In the end, Lucas said, “All right. You’ve got me interested. Let me take a look at the guy. I need to know Henry’s full name, and it would be good if we could get the license plate numbers on Pilot’s vehicles.”

“It’s Henry Mark Fuller and he’s from Johnson City, Texas. He went to Lyndon B. Johnson High School, but I think he dropped out in eleventh grade. I don’t know any license plate numbers.”

Lucas wrote Henry’s name in his notebook, and then said, “If you ever see any of Pilot’s people, take down the license plate numbers, if you have a chance. That can get us a lot of information. If you run into friends you trust, ask them to keep an eye out.”

“I will.”

“If Pilot was ever in serious trouble, where would I most likely find a police report?” Lucas asked.

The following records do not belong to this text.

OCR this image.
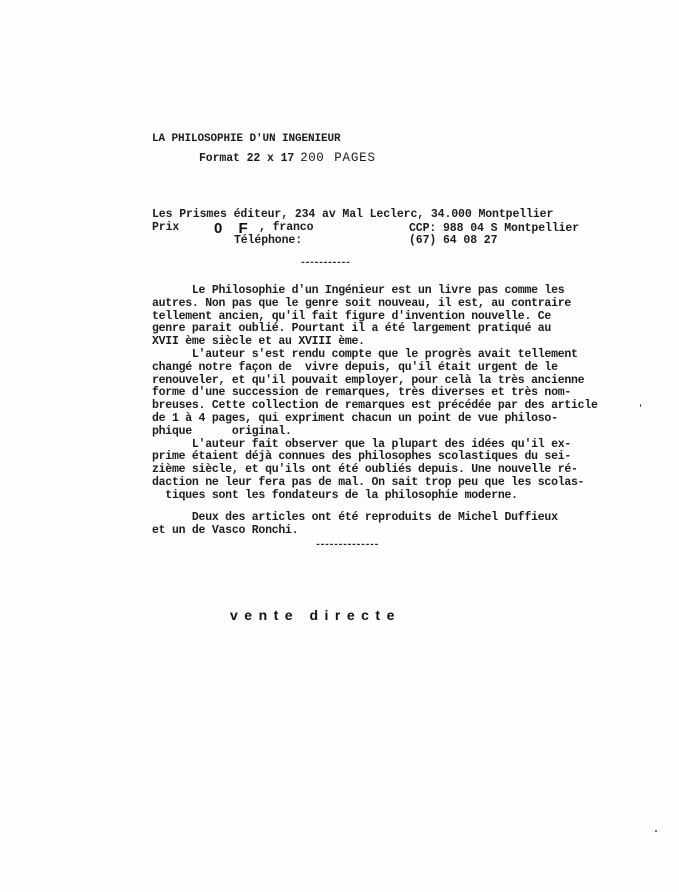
LA PHILOSOPHIE D'UN INGENIEUR
Format 22 x 17 200 PAGES
Les Prismes éditeur, 234 av Mal Leclerc, 34.000 Montpellier
Prix 0 F , franco	CCP: 988 04 S Montpellier
Téléphone:	(67) 64 08 27
-----------
Le Philosophie d'un Ingénieur est un livre pas comme les
autres. Non pas que le genre soit nouveau, il est, au contraire
tellement ancien, qu'il fait figure d'invention nouvelle. Ce
genre parait oublié. Pourtant il a été largement pratiqué au
XVII ème siècle et au XVIII ème.
L'auteur s'est rendu compte que le progrès avait tellement
changé notre façon de  vivre depuis, qu'il était urgent de le
renouveler, et qu'il pouvait employer, pour celà la très ancienne
forme d'une succession de remarques, très diverses et très nom-
breuses. Cette collection de remarques est précédée par des article
de 1 à 4 pages, qui expriment chacun un point de vue philoso-
phique      original.
L'auteur fait observer que la plupart des idées qu'il ex-
prime étaient déjà connues des philosophes scolastiques du sei-
zième siècle, et qu'ils ont été oubliés depuis. Une nouvelle ré-
daction ne leur fera pas de mal. On sait trop peu que les scolas-
tiques sont les fondateurs de la philosophie moderne.
Deux des articles ont été reproduits de Michel Duffieux
et un de Vasco Ronchi.
--------------
vente directe
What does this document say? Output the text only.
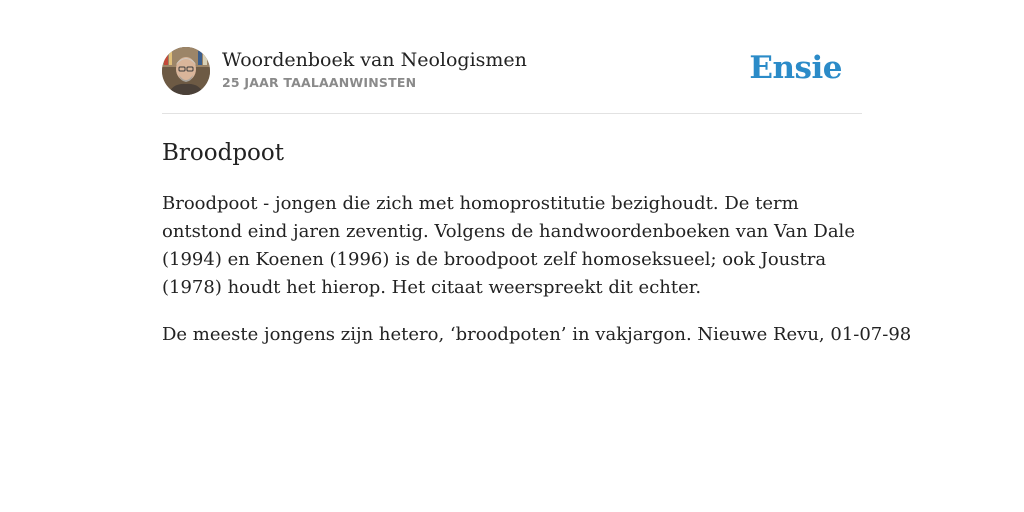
Woordenboek van Neologismen
25 JAAR TAALAANWINSTEN	Ensie
Broodpoot

Broodpoot - jongen die zich met homoprostitutie bezighoudt. De term ontstond eind jaren zeventig. Volgens de handwoordenboeken van Van Dale (1994) en Koenen (1996) is de broodpoot zelf homoseksueel; ook Joustra (1978) houdt het hierop. Het citaat weerspreekt dit echter.

De meeste jongens zijn hetero, ‘broodpoten’ in vakjargon. Nieuwe Revu, 01-07-98
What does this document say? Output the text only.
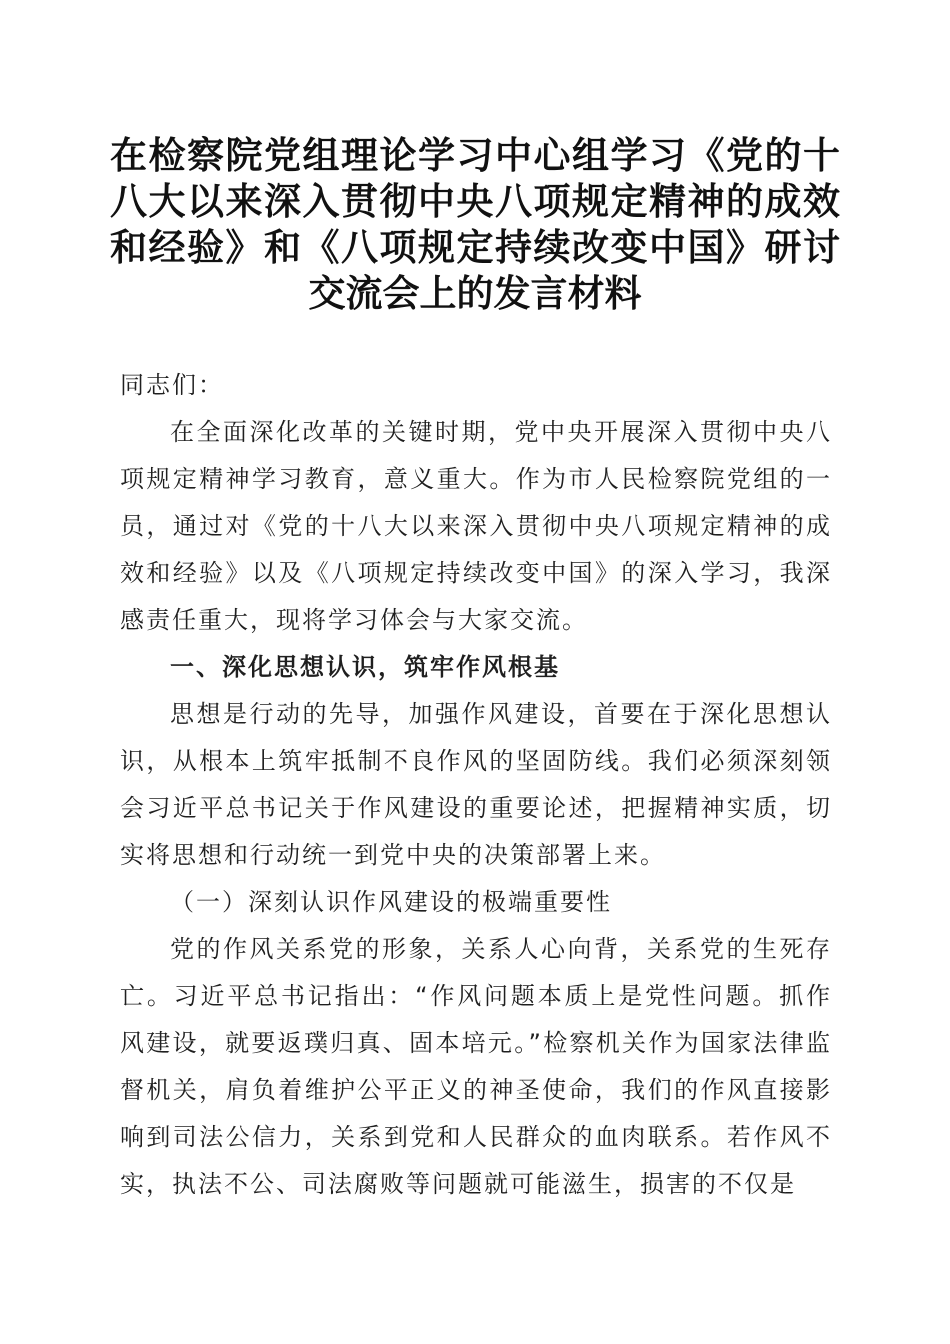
在检察院党组理论学习中心组学习《党的十八大以来深入贯彻中央八项规定精神的成效和经验》和《八项规定持续改变中国》研讨交流会上的发言材料

同志们：

在全面深化改革的关键时期，党中央开展深入贯彻中央八项规定精神学习教育，意义重大。作为市人民检察院党组的一员，通过对《党的十八大以来深入贯彻中央八项规定精神的成效和经验》以及《八项规定持续改变中国》的深入学习，我深感责任重大，现将学习体会与大家交流。

一、深化思想认识，筑牢作风根基

思想是行动的先导，加强作风建设，首要在于深化思想认识，从根本上筑牢抵制不良作风的坚固防线。我们必须深刻领会习近平总书记关于作风建设的重要论述，把握精神实质，切实将思想和行动统一到党中央的决策部署上来。

（一）深刻认识作风建设的极端重要性

党的作风关系党的形象，关系人心向背，关系党的生死存亡。习近平总书记指出：“作风问题本质上是党性问题。抓作风建设，就要返璞归真、固本培元。”检察机关作为国家法律监督机关，肩负着维护公平正义的神圣使命，我们的作风直接影响到司法公信力，关系到党和人民群众的血肉联系。若作风不实，执法不公、司法腐败等问题就可能滋生，损害的不仅是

Skye considered that for a moment, then said, “I heard that he was originally from Louisiana, somewhere, but he claimed that he was an actor in Los Angeles for a long time. I think Los Angeles. I don’t know where in Louisiana.”

Letty asked, “Will you see any more travelers here?”

“I think so. The St. Paul cops are mellower than the Minneapolis cops, so people come here and hang out in Swede Hollow. I’ve been there a couple times.”

“You can walk there from the hotel,” Lucas said. He said, “Check around, but don’t be too obvious about it. Don’t ask about Pilot, ask about Henry. Mostly just listen.”

“I can do that,” Skye said. “I’ve been asking about Henry everywhere.”

•   •   •

LETTY DIDN’T WANT
to end the interview there, so they all drove back to the house, where Letty borrowed the SUV to take Skye to a laundromat.